Mit der Drachenschuppe hatte er sich seine beiden Warzen aus der Haut gekratzt, mit aller Sorgfalt hatte er sie weggeschabt. Dann hatte er die Schuppe zu einem Pulver zerstampft und auf die offene Wunde gestreut, alles verbunden. Der Daumen hatte furchtbar geeitert, doch die Warzen waren nicht zurückgekehrt.
Yanko hatte also recht behalten, Drachenschuppen waren ungeheuer mächtig. Und zudem hatte Ben mit seinem nächtlichen Besuch bei Feuerschuppe ja das Glück wieder herbeigezwungen. In sein Haus in der Stadt durfte er dennoch nicht zurückkehren.
Es schien, als würden demnächst tatsächlich Arbeiter nach Trollfurt kommen: Yirkhenbarg ließ einige der Häuser am linken Dherrnufer herrichten, die Dächer neu decken und eingeschmissene Fester neu verglasen. Es waren vornehmlich die
größeren Gebäude, die nahe der Brücke standen. Yirkhenbarg trieb die Handwerker zur Eile an, seine Arbeiter würden wohl bald eintreffen. Dabei bezahlte Yirkhenbarg pünktlich jeden Abend und großzügig, so dass sein Ansehen schnell wuchs.

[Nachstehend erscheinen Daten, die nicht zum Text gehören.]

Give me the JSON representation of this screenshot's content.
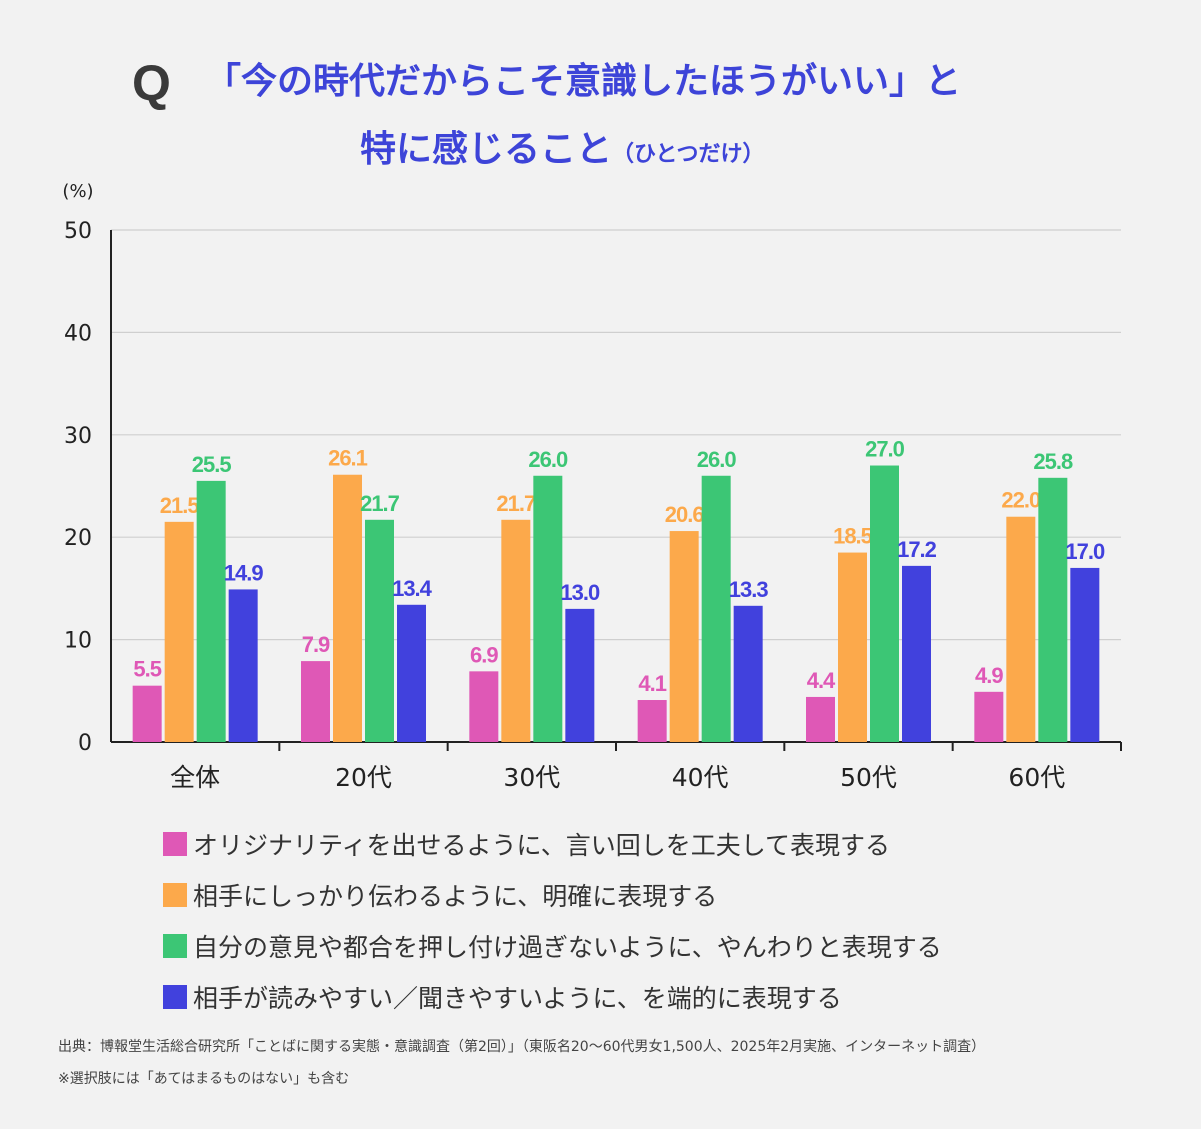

Als Ben jedoch mit Byasso auf der großen Dherrnbrücke saß, ohne Yanko und ohne einander zu beschimpfen, die Beine baumeln ließ, den Handwerkern bei ihrer Arbeit zusah und dabei auch ein paar wehmütige Blick zu seinem alten Haus sandte, sagte Byasso plötzlich: »Ich weiß nicht, was dieser Yirkhenbarg hier überhaupt verloren hat. Vater fragt sich das auch.«
»Ich dachte, dein Vater wusste als Erster vom Kauf der Blausilbermine und auch von Yirkhenbarg?«, entgegnete Ben.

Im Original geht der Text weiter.